Como falhas posso apontar o mal elaborado gancho para incluir na trama o espião britânico, muito mal feito, onde aparece um Churchill sentado numa cadeira no canto da sala como um burocrata qualquer, logo ele que foi para a superfície das ruas de Londres bombardeada conclamar os ingleses à luta enquanto a família real se escondia como ratos no subsolo. Também há umas imprecisões históricas a respeito do cinema alemão na época da guerra, mas nada que seja percebido pela maioria.

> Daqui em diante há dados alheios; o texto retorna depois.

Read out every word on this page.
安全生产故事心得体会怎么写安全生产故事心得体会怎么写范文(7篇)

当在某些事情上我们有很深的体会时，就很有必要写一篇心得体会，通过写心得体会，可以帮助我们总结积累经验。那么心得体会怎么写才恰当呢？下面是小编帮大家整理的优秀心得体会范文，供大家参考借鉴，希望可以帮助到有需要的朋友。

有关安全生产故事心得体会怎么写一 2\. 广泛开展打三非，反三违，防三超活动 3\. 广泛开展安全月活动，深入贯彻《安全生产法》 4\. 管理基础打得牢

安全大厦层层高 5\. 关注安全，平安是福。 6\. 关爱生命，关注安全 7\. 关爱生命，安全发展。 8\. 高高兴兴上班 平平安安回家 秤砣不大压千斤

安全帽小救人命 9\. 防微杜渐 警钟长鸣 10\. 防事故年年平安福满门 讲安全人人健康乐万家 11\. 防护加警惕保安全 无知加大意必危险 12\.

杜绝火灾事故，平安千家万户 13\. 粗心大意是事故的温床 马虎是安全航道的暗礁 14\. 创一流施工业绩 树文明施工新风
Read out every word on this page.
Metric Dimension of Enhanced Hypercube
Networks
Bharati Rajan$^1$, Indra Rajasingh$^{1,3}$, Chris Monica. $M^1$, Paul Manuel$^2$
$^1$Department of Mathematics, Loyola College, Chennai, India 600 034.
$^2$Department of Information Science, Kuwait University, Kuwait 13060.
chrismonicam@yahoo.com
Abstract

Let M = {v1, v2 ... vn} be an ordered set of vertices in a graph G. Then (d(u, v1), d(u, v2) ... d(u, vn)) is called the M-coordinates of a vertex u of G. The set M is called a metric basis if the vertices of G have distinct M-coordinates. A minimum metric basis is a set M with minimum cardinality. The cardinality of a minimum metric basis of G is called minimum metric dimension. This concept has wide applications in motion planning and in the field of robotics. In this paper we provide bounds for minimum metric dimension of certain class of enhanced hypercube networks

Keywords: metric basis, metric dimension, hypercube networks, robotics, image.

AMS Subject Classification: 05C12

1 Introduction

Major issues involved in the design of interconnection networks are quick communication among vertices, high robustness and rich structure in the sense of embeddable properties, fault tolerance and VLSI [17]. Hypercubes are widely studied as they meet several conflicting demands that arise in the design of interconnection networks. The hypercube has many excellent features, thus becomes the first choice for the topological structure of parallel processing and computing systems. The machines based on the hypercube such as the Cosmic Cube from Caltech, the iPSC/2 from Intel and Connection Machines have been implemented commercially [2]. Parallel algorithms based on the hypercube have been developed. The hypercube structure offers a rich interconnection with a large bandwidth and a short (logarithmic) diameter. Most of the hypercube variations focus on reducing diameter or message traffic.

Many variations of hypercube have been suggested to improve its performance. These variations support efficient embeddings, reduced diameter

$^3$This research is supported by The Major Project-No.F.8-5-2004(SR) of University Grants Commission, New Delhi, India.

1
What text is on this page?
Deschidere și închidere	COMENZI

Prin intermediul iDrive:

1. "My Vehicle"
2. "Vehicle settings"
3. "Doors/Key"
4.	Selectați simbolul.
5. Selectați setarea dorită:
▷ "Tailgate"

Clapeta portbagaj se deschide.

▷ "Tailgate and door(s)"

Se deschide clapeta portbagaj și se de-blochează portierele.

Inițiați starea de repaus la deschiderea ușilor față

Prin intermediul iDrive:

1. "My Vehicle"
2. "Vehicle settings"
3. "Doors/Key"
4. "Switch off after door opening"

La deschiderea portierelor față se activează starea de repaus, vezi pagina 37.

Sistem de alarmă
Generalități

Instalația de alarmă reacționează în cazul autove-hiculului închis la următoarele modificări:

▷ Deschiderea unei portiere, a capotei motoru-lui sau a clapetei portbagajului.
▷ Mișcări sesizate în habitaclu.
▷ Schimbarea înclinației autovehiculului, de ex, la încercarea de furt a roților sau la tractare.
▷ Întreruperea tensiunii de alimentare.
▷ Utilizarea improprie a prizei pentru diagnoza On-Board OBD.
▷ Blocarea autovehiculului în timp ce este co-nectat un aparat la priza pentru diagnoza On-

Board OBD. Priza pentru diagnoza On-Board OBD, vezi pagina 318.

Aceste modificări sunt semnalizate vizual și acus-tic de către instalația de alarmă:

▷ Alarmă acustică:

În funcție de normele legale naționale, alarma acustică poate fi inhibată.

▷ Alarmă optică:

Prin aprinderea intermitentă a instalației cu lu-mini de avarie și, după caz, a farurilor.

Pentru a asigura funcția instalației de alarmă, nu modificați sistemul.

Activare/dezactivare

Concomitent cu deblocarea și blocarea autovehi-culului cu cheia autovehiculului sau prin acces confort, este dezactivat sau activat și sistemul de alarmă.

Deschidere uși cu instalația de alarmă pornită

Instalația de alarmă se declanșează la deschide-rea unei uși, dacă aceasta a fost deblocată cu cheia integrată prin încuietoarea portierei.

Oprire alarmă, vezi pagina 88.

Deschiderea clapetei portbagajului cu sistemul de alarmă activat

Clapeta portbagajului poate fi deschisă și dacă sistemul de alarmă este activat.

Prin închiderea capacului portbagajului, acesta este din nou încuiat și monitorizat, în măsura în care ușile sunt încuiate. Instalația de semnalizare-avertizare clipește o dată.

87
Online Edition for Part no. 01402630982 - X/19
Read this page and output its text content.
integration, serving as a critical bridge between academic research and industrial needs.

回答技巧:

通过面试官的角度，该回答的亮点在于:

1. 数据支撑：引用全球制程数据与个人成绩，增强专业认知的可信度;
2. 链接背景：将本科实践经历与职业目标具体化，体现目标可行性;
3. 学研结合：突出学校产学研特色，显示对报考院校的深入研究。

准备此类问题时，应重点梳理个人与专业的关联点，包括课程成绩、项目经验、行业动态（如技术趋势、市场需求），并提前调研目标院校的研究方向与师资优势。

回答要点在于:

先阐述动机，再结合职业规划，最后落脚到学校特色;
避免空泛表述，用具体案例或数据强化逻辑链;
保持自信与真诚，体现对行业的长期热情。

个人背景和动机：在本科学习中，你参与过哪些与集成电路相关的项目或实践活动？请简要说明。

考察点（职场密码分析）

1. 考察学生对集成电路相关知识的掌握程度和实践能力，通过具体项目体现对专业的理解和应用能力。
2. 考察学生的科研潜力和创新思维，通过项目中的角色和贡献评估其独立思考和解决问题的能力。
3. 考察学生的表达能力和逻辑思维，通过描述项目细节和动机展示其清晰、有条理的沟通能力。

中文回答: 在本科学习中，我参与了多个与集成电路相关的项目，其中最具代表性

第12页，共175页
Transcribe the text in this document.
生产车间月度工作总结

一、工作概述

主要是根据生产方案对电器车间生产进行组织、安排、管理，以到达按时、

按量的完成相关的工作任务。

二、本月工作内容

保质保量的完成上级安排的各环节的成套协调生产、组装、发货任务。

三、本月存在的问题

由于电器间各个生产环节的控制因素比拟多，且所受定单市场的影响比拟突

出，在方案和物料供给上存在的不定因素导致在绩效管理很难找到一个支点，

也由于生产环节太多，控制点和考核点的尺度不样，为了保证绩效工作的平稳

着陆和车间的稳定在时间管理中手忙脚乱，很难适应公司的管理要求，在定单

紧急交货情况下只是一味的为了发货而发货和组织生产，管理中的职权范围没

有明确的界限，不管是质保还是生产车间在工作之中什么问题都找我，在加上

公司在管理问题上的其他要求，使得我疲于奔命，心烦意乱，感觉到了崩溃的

Enfim, é um filme que faz pensar, que mostra uma crueldade e perversidade muito próximas do real, bem diferente do sadismo cinematográfico que se faz hoje em dia; não confundam com bobagens como Jogos Mortais, Albergue e afins, que mostram sangue e tripas a torto e a direito mas que não conseguem nem arranhar a casquinha do mundo real. Você assiste aquilo tendo plena consciência de que é tudo fake, tão verdadeiro quanto nota de 3 reais. Bastardos Inglórios não, você assiste cenas que poderiam sim ter feito parte da guerra e mudado a história da humanidade, além de cenas de sadismo puro que fazem parte do cotidiano do mundo real, a diferença é que no filme em vez de nos chocar esse sadismo nos satisfaz.
É um filme imperdível, estranho, mas imperdível.

Inferno em outra encarnação matou muitos nazistas. Por puro prazer.